Firstly, we have to continue to strengthen our digital access. Today, 99% of households in Singapore has broadband access; let's not forget the remaining 1%. 92% of households have computer access; let's never forget the other 8%. Participants have also noted that beyond just having schemes in place, we have to make access to schemes more readily available. We must go one step further and ask ourselves, ‘Are these schemes well known enough? Can the application process be made and seamless? Can we make it more convenient? Can we provide greater flexibility so that people really are able to get hold of what they want and not just what is imagined to be required for them?’
I am very glad to hear from many members who have participated in this conversation that the one way we can do this is to ride on existing schemes, programmes and touchpoints we already have. We should look at it from the point of view of the beneficiaries and ask: “Can we make it more seamless, convenient, flexible for them, using existing touchpoints that already exist?” Many of the social services agencies that you are part of have these touchpoints. We must think of better ways to link up with those who need this access and work through you. So that's something that we will do.
My second takeaway is that, just because someone has access doesn't mean that they will be able to go online and use digital services with confidence. To build confidence require skills and training.
The training has to be thoughtfully considered and timely. If there is a discontinuity between when the person gets hold of the device and when they acquire the skills to use it, and the training provided has a gap, you might have lost the person’s interest.
We have to flip the way we think about training. Rather than to say here's what you need, it's more a question of encouraging the person that: “Here is how you can get what you want (through training).” So instead of asking somebody: "Do you like to learn about e commerce?”, which may cause them to reply: “Why would I want to learn about e commerce?” Instead, we can ask: “Would you like to get the best deal in town? Would you like to stretch your dollar? Would you like to expand your career options? Would you like to stay more connected with friends and family?” These are the motivations that people have to use digital services. We have to look at it from their point of view of what it does for them, rather than what we imagine will be the need.

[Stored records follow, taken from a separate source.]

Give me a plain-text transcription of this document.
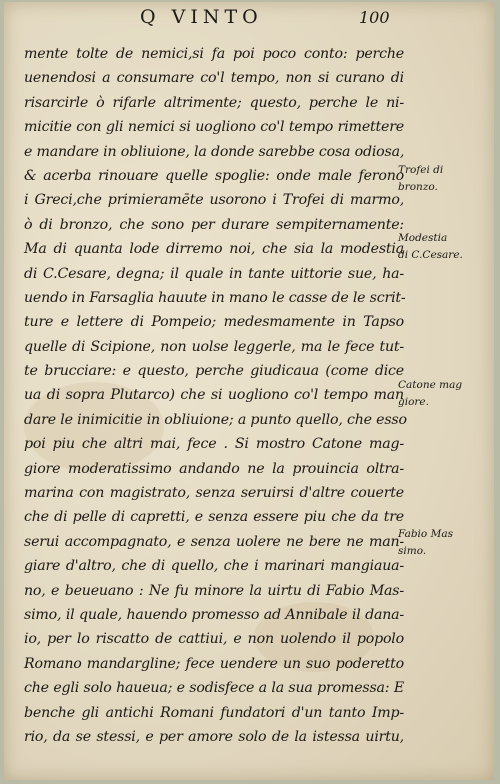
Q VINTO	100
mente tolte de nemici,si fa poi poco conto: perche
uenendosi a consumare co'l tempo, non si curano di
risarcirle ò rifarle altrimente; questo, perche le ni-
micitie con gli nemici si uogliono co'l tempo rimettere
e mandare in obliuione, la donde sarebbe cosa odiosa,
& acerba rinouare quelle spoglie: onde male ferono
i Greci,che primieramēte usorono i Trofei di marmo,
ò di bronzo, che sono per durare sempiternamente:
Ma di quanta lode dirremo noi, che sia la modestia
di C.Cesare, degna; il quale in tante uittorie sue, ha-
uendo in Farsaglia hauute in mano le casse de le scrit-
ture e lettere di Pompeio; medesmamente in Tapso
quelle di Scipione, non uolse leggerle, ma le fece tut-
te brucciare: e questo, perche giudicaua (come dice
ua di sopra Plutarco) che si uogliono co'l tempo man
dare le inimicitie in obliuione; a punto quello, che esso
poi piu che altri mai, fece . Si mostro Catone mag-
giore moderatissimo andando ne la prouincia oltra-
marina con magistrato, senza seruirsi d'altre couerte
che di pelle di capretti, e senza essere piu che da tre
serui accompagnato, e senza uolere ne bere ne man-
giare d'altro, che di quello, che i marinari mangiaua-
no, e beueuano : Ne fu minore la uirtu di Fabio Mas-
simo, il quale, hauendo promesso ad Annibale il dana-
io, per lo riscatto de cattiui, e non uolendo il popolo
Romano mandargline; fece uendere un suo poderetto
che egli solo haueua; e sodisfece a la sua promessa: E
benche gli antichi Romani fundatori d'un tanto Imp-
rio, da se stessi, e per amore solo de la istessa uirtu,
Trofei di
bronzo.
Modestia
di C.Cesare.
Catone mag
giore.
Fabio Mas
simo.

I think that's a very powerful takeaway that can radically transform the way in which we organise our services, to enable more of citizens to be competent, to acquire more skills that will enable them to succeed in the digital age.
There was also another very important takeaway with regard to skills and training. Probably the best people to deliver skills development and training are the peers themselves. A senior is best placed to provide lessons to another senior who hopes to require some skills. So, I think we can strengthen this aspect of it.
The third takeaway is that I also very much appreciate your honesty, your candid acknowledgement of the fact that we need partners because government cannot do it alone. We fully embrace your willingness to partner with us.
We are fortunate that we had started Digital for Life (DfL) of which many of you are already partners. DfL is the platform to bring the partners together. So, my additional takeaway today is that whilst DfL, as a partner has the potential to bring different entities together on the ground, there are still gaps on the ground, being able to connect the different sources of expertise.
You will still need a bridge. Perhaps we can think of our SG Digital Office (SDO) as a bridge to identify the needs and then connect those in need to where the sources of help can be provided. This is also an important gap that we must fill.
So, my three main takeaways are:
How can we improve digital access?
How we can raise the level of skills
How we can strengthen the partnership, not just at the national level, but also at the ground level.
And my commitment is a very simple one, which is that we promise to work on all this.
When we first started DfL honestly, we had no idea how far I could go. But the groundswell of support, the willingness to come forward, to help strengthen the digital social compact, is very valuable.
Thank you once again. This has been a really rich learning experience for all of us.